Puerto Rico-like weather, hot and steamy, hovered over the New Haven Green Saturday where over 7,500 celebrants came out for Fiestas Patronales de New Haven, the rich blend of music, dance, food, flag waving, and cultural pride that marked the return of grand-scale celebrating by the greater Puerto Rican community in downtown New Haven.
The festival was organized by Puerto Ricans United (PRU), a new cultural group that put on the event with the help of the city, corporate sponsors, and many volunteers. It had been nearly 8 years since the traditional Puerto Rican parade and associated cultural festivities were part of the New Haven landscape.

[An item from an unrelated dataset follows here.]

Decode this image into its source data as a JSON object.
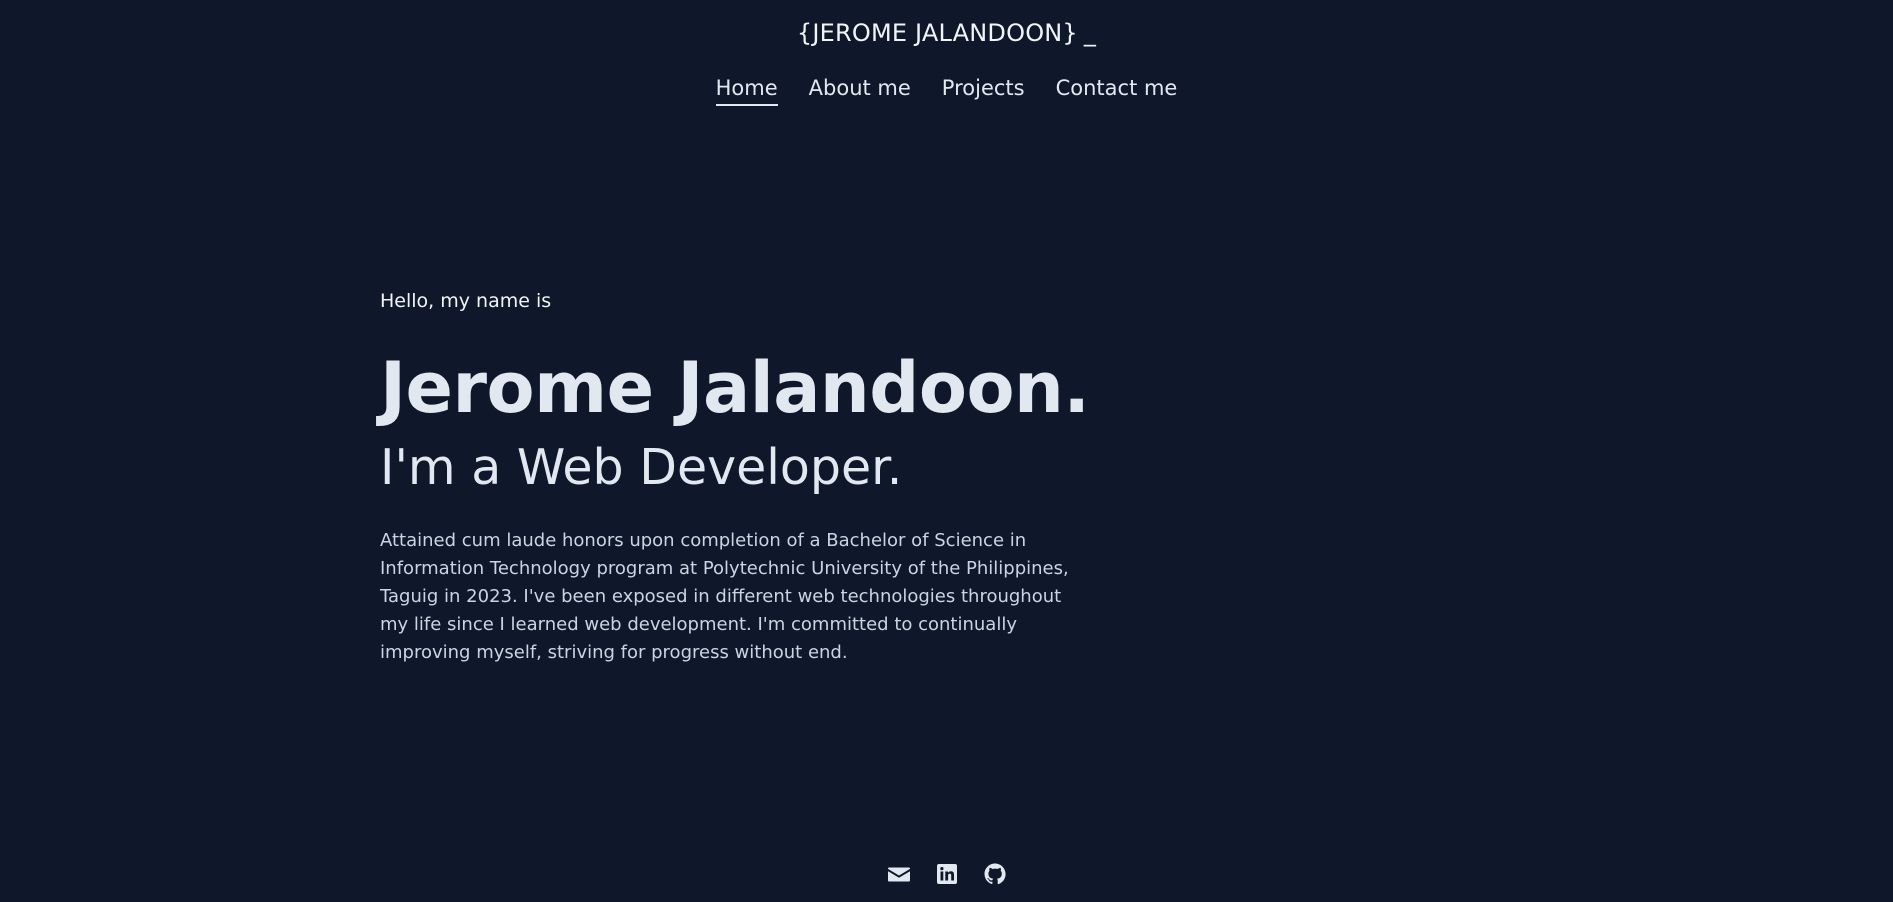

Joseph Rodriguez, PRU co-founder and president, said the organization was pleased with the outcome of the event: “It’s a beautiful turn-out given the weather (actually 7 degrees hotter than Puerto Rico on Saturday) with a heat index that felt like 110, and being that it’s the first year, we couldn’t be prouder. We are looking forward to next year,” he said.
Mayor Toni Harp, with Puerto Rico’s flag in hand, greeted the crowd that covered a good portion of the lower green, saying that New Haven thinks of itself as “Festival City” and that this first Puerto Rican festival would not be the last. She invited folks back for the upcoming Opera Palooza (an evening of arias and apizza) on August 20, and to New Haven Jazz Festival on the green on Saturday, August 27.
In a sign of national pride, Puerto Rican flags were waved with abandon. From the smallest flags….
… to the largest, the message was the same: “We are proud to be Puerto Rican.”
In the lead up to the festival’s main attraction, the Grammy-nominated Plena Libre, a music group from Puerto Rico, a number of area Latino bands entertained, offering a wide variety of musical genres from salsa to the more contemporary reggaetón.
Some people chimed in with their own musical instruments.
Others kept the beat with their feet.
Appetites were attended to by vendor trucks selling traditional foods and drink, while others offered myriad forms of red, white, and blue cultural merchandise.
In the evening, bomba dancers from Movimiento Cultural of New Haven took to the stage.
Bomba dancing engages the barriles or bomba drummer in an exchange that is a kind of challenge based on a mutual connection. It is a spirited, beat-for-beat collaboration rooted in the Afro-Puerto Rican traditions of the island.
Just off stage, a large stage flat depicting El Morro, the landmark Spanish fort on the coast of San Juan, Puerto Rico, was the official photo booth provided by Bregamos Community Theater. Among the steady stream of those taking photo ops with their friends, one photographer held cell phone cameras in both hands.
Behind the photo booth, Lourdes Montalvo, director of constituent services-secretary of the state (left) and Nina Vazquez, volunteer for the Hispanic Federation, worked an information and registration booth, urging passersby to get registered in time for the upcoming presidential election.
Among those in the audience was New Haven’s Director of Arts, Culture, and Tourism Andy Wolf, who flashed a pair of peace signs.
Michelle Retamar of New Haven gave a hearty two thumbs up to the festival and the good time she was having.
During an extended period of sound-checking, a DJ busily played Latin music augmented with a number of curious sound effects. Event hosts rallied the audience with shouts of “Wepa!” (“All right, cool, yeah!”) until the the much anticipated group from Puerto Rico was ready to play.
The music of Plena Libre, with its percussive rhythms and punctuating brass section, filled the thick night air stretching across the New Haven Green, delighting all in attendance. It would be a fabulous end to a day-long festival of new beginnings.